In my close-up magic act, I use a snap of my fingers. Once kids understand that convention, they sometimes ask if they can snap their fingers. I do the effect cured to their snap, and they feel that they are making the magic happen themselves. Sometimes an audience member challenges me to repeat a trick without snapping my fingers. They come to believe it is the snap that makes it work.
Another way to create an anticipation of climax is to attempt something twice, and then succeed on the third try, or to toss something into the air twice and then make it vanish on the third throw.
It isn't just magicians who draw attention just before the climax of their routine. Comedians telling a joke pause just before the punchline to make sure everyone is paying attention. A joke doesn't work if the audience misses the punchline!

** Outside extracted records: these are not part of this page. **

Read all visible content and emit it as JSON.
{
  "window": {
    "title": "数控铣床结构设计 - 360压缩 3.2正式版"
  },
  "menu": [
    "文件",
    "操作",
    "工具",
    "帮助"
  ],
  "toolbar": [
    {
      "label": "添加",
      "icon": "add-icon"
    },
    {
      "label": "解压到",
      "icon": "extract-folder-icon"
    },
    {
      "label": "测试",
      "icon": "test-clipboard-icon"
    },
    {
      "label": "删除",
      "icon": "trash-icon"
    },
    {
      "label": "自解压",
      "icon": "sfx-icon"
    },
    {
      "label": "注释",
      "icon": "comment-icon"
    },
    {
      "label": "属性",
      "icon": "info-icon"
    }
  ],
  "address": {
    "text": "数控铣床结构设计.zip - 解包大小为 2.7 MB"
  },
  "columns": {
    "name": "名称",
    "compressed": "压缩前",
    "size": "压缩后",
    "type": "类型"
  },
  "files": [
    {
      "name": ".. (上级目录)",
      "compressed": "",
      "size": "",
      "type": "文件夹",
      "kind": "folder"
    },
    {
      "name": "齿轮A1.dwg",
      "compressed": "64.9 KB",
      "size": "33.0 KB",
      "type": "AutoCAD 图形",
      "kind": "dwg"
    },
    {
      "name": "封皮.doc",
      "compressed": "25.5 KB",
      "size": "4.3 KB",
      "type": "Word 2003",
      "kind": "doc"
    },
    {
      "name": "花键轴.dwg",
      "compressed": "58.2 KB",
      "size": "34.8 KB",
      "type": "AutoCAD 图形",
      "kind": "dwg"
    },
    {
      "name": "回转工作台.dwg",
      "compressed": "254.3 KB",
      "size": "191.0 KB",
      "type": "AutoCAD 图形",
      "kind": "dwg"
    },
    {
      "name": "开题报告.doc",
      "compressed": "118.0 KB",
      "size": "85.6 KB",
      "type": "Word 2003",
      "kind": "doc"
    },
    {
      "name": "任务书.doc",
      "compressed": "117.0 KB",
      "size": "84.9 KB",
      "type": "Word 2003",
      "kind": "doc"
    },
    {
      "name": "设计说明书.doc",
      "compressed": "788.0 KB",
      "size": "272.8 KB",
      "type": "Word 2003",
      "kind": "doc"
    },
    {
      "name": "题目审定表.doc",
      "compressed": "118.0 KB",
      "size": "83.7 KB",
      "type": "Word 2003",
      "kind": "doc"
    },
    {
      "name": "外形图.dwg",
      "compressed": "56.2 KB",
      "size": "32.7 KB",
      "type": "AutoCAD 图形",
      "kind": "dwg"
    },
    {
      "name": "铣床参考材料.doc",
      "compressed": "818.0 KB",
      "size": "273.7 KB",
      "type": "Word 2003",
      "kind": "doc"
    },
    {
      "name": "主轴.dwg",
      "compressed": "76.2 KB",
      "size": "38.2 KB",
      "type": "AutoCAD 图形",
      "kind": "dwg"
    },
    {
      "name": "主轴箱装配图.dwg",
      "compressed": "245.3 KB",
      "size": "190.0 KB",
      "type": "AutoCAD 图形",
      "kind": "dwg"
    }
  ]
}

Jugglers will also focus attention on their finishing trick by notifying the audience that it is "time to be impressed and almost time to applaud." Often the finishing trick will be a high one such as juggling on a unicycle or on a rola-bola on a table, or something equally dramatic. Anything that contrasts with what has gone before. An effective way to draw attention to a finishing trick is to make a slashing gesture that cues the background music to silence. The finish routine should be short so it doesn't lose its focus. Once you've gotten the audience's attention don't let it wander by taking too long. Hopefully the audience will start applauding during your last trick. You don't want them to stop before you finish. The ideal is to get them to start applauding and then finish to take your bow to swelling applause.
A dramatic change in lighting (brighter, dimmer with a follow spot, a different color, etc.) can highlight a climax.

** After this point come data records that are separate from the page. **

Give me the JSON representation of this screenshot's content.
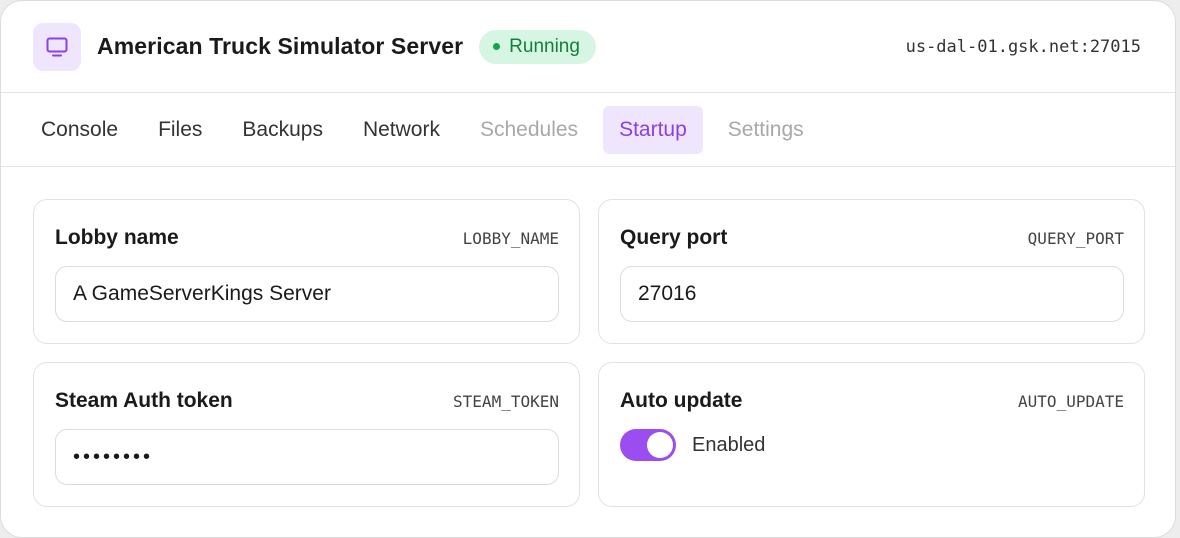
{
  "server": {
    "title": "American Truck Simulator Server",
    "status": "Running",
    "address": "us-dal-01.gsk.net:27015",
    "icon": "monitor-icon"
  },
  "tabs": [
    {
      "label": "Console",
      "state": "normal"
    },
    {
      "label": "Files",
      "state": "normal"
    },
    {
      "label": "Backups",
      "state": "normal"
    },
    {
      "label": "Network",
      "state": "normal"
    },
    {
      "label": "Schedules",
      "state": "disabled"
    },
    {
      "label": "Startup",
      "state": "active"
    },
    {
      "label": "Settings",
      "state": "disabled"
    }
  ],
  "fields": {
    "lobby_name": {
      "label": "Lobby name",
      "key": "LOBBY_NAME",
      "value": "A GameServerKings Server"
    },
    "query_port": {
      "label": "Query port",
      "key": "QUERY_PORT",
      "value": "27016"
    },
    "steam_token": {
      "label": "Steam Auth token",
      "key": "STEAM_TOKEN",
      "value": "••••••••"
    },
    "auto_update": {
      "label": "Auto update",
      "key": "AUTO_UPDATE",
      "state_label": "Enabled",
      "enabled": true
    }
  },
  "colors": {
    "accent": "#8b3fe6",
    "toggle_on": "#9b4df0",
    "status_bg": "#d7f5e3",
    "status_text": "#15803d"
  }
}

If an entertainer thinks they have a particularly strong finish, such as a striking pose or a dramatic revelation, they might "freeze", the lights go out, and they make their exit in the darkness leaving the audience with a sharp final image.

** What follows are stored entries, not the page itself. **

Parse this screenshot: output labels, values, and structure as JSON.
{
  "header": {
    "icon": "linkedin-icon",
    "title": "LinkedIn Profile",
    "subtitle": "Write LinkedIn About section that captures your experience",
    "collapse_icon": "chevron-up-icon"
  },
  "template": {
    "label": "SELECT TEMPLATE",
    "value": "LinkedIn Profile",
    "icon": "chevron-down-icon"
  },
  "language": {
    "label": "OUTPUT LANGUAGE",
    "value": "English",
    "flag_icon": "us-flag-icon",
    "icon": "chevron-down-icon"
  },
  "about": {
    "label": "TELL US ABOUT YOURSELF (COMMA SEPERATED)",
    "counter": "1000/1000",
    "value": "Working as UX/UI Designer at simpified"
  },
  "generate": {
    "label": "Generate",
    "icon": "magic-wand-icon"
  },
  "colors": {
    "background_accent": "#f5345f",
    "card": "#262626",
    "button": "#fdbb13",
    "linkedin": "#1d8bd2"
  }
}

A follow spotlight is the most effective way to direct focus with light. (Jugglers should practice with spotlights before using them in performance.) If lighting levels in different areas can be controlled independently, it can be even more effective in shifting focus across a stage.
Even if lighting levels can't be controlled, there are brighter areas on stage where pools from different lamps overlap. At a Laugh-Makers Conference, during a tech session for an evening show, Debbie O'Carroll walked across the stage looking for the brightest area. She could tell where they were by the temperature differences on her face. When she found them, she marked them with masking tape on the floor. She stood on the tape to perform the important action in her mime pieces.
When you work outdoors you'll discover a variety of shadow conditions. Seek lighter areas to attract attention.
A FEW MORE COMMENTS
I've discusses several methods for controlling focus separately, but they actually function in combination. You can cause confusion by unconsciously directing attention to more than one place. Combine as many methods as possible to force the focus where you want it.
Some elements of focus control may seem obvious, which is a problem. People don't think about them, but you have to consciously use them.
In your act you need to decide what is important for the audience to see, hear, and understand. Then you direct their attention to that. A clown who is always mugging and attracting attention to themselves during a group skit isn't helping themselves or the act. The clown who does things in a way that they aren't noticed doesn't help either. Learn how to give and take focus and how to transfer it to where it is needed. Then you will get maximum response to your performance.